There are several signs that can help you identify if your baby has colic:

  • Burping often or passing a lot of gas
  • Having a bright red (flushed) face
  • Having a tight belly
  • Curling up their legs toward their belly when crying
  • Clenching their fists when crying

If your baby is displaying these signs, it is important to consult with a healthcare professional to confirm the diagnosis and seek appropriate treatment.

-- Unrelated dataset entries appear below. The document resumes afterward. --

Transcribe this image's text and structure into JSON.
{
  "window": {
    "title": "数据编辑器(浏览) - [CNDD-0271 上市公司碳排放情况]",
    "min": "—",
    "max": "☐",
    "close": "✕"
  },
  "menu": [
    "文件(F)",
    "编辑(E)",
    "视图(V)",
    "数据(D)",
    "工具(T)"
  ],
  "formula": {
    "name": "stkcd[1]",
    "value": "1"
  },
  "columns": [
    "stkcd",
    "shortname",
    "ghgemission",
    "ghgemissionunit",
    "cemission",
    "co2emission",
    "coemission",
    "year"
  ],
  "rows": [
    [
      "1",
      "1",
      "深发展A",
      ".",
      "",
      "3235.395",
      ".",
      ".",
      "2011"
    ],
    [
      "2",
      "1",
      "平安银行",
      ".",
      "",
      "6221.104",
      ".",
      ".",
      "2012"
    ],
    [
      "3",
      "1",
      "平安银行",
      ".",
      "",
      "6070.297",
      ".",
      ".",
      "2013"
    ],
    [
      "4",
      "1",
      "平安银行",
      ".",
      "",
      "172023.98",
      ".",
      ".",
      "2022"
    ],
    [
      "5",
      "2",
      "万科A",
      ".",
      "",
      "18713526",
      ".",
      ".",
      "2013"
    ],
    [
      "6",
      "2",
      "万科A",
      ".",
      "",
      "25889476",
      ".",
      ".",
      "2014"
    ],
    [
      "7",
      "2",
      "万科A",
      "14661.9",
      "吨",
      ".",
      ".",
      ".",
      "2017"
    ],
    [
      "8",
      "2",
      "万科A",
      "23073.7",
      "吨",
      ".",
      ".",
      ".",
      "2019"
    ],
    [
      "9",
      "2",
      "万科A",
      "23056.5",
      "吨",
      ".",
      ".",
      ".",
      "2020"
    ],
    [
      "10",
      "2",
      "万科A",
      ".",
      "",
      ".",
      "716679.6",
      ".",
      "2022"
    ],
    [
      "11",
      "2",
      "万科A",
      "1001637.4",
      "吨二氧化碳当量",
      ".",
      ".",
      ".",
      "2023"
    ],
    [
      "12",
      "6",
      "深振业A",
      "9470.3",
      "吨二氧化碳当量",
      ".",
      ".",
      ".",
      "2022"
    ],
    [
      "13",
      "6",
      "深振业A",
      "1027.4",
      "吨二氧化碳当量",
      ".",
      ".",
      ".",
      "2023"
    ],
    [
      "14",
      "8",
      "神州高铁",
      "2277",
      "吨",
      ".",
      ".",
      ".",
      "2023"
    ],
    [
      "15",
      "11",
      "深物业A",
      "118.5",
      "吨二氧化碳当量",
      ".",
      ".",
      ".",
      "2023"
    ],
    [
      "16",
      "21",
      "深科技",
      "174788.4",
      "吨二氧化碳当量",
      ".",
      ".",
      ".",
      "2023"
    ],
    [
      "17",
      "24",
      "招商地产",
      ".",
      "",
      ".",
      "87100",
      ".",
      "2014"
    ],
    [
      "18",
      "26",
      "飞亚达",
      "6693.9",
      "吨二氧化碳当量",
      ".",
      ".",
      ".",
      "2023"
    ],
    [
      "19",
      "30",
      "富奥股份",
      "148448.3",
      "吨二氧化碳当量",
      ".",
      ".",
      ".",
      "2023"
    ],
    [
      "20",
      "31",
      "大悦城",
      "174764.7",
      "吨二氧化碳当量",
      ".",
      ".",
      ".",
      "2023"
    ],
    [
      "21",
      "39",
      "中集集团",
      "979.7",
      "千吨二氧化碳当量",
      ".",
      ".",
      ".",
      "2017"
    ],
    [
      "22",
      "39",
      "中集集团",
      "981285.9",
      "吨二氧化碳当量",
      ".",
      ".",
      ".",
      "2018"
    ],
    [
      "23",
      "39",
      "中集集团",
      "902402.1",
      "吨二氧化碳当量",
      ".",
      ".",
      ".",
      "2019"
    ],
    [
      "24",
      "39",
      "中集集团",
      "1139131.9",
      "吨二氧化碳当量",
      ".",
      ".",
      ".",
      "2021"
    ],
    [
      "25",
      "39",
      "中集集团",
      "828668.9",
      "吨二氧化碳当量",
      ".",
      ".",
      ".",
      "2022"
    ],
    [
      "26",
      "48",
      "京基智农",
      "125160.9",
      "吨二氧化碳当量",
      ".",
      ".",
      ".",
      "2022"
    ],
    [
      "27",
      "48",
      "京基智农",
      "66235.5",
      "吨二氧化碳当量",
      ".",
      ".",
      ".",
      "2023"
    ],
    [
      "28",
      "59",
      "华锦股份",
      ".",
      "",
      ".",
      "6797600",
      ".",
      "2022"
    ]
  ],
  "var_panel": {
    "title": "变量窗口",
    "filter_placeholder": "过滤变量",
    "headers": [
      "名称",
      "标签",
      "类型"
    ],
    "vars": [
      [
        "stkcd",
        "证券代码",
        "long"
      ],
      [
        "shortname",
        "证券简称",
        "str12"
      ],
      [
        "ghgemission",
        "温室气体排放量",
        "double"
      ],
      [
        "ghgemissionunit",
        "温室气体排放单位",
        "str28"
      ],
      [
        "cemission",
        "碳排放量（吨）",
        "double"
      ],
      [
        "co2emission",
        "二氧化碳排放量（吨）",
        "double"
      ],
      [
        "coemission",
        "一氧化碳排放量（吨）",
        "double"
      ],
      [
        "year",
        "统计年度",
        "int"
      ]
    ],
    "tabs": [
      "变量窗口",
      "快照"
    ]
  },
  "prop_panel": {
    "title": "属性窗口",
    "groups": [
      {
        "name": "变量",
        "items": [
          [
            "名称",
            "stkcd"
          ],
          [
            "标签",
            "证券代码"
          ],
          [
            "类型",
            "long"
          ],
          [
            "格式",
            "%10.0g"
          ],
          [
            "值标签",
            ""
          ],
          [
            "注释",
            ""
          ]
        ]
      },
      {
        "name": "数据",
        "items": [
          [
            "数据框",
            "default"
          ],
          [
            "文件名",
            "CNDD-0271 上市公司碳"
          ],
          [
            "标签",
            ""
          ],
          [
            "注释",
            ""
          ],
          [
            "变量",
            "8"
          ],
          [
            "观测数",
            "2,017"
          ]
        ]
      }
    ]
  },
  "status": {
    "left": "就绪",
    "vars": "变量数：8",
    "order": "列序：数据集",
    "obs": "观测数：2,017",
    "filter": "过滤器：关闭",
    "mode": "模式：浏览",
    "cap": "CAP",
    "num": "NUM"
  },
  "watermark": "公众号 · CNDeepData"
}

How Do You Know If Baby Has Colic


How Do You Know If Baby Has Colic


What Causes Colic?

The exact cause of colic is unknown, but there are several factors that may contribute to its development:

  • An immature digestive system
  • Food allergies or sensitivities
  • Anxiety or stress in the baby or parent
  • Overstimulation

It is important to note that colic is not caused by poor parenting or any actions taken by the parents.

Treating Colic

While there is no cure for colic, there are several methods that may help alleviate the symptoms and provide relief for both the baby and the parents:

  • Parental support and understanding
  • Creating a calm and soothing environment
  • Trying different feeding techniques or formulas
  • Using pacifiers or other comforting objects
  • Implementing gentle massage or chiropractic care

It is essential to remember that what works for one baby may not work for another. It may take some trial and error to find the most effective strategies for managing your baby’s colic.

Frequently Asked Questions For How Do You Know If Baby Has Colic

What Are The Main Symptoms Of Colic?

Symptoms of colic include: frequent burping and passing gas, flushed face, tight belly, legs curled up towards the belly, clenched fists. Colicky babies may cry or be fussy for several hours a day with no apparent reason. These symptoms are different from normal crying and can last for hours across days and weeks.

How Do I Know If Its Colic Or Gas?

Colic in babies can cause prolonged, intense crying for hours each day, while gas pain tends to be shorter and more related to feeding. Look for symptoms like clenched fists, arched back, and inconsolable crying for colic, and burping and passing gas frequently for gas pain.

At What Stage Does Colic Start?

Colic typically starts in the first few weeks of a baby’s life.

What Does Colic Poop Look Like?

Colic poop can vary but may be watery, explosive, or contain mucus, indicating gastrointestinal distress in infants.


Colic can be a challenging and distressing period for both babies and parents. Understanding the symptoms and seeking appropriate support and treatment can help alleviate some of the difficulties associated with colic. Remember to consult with your healthcare professional for proper diagnosis and guidance on managing colic in your baby.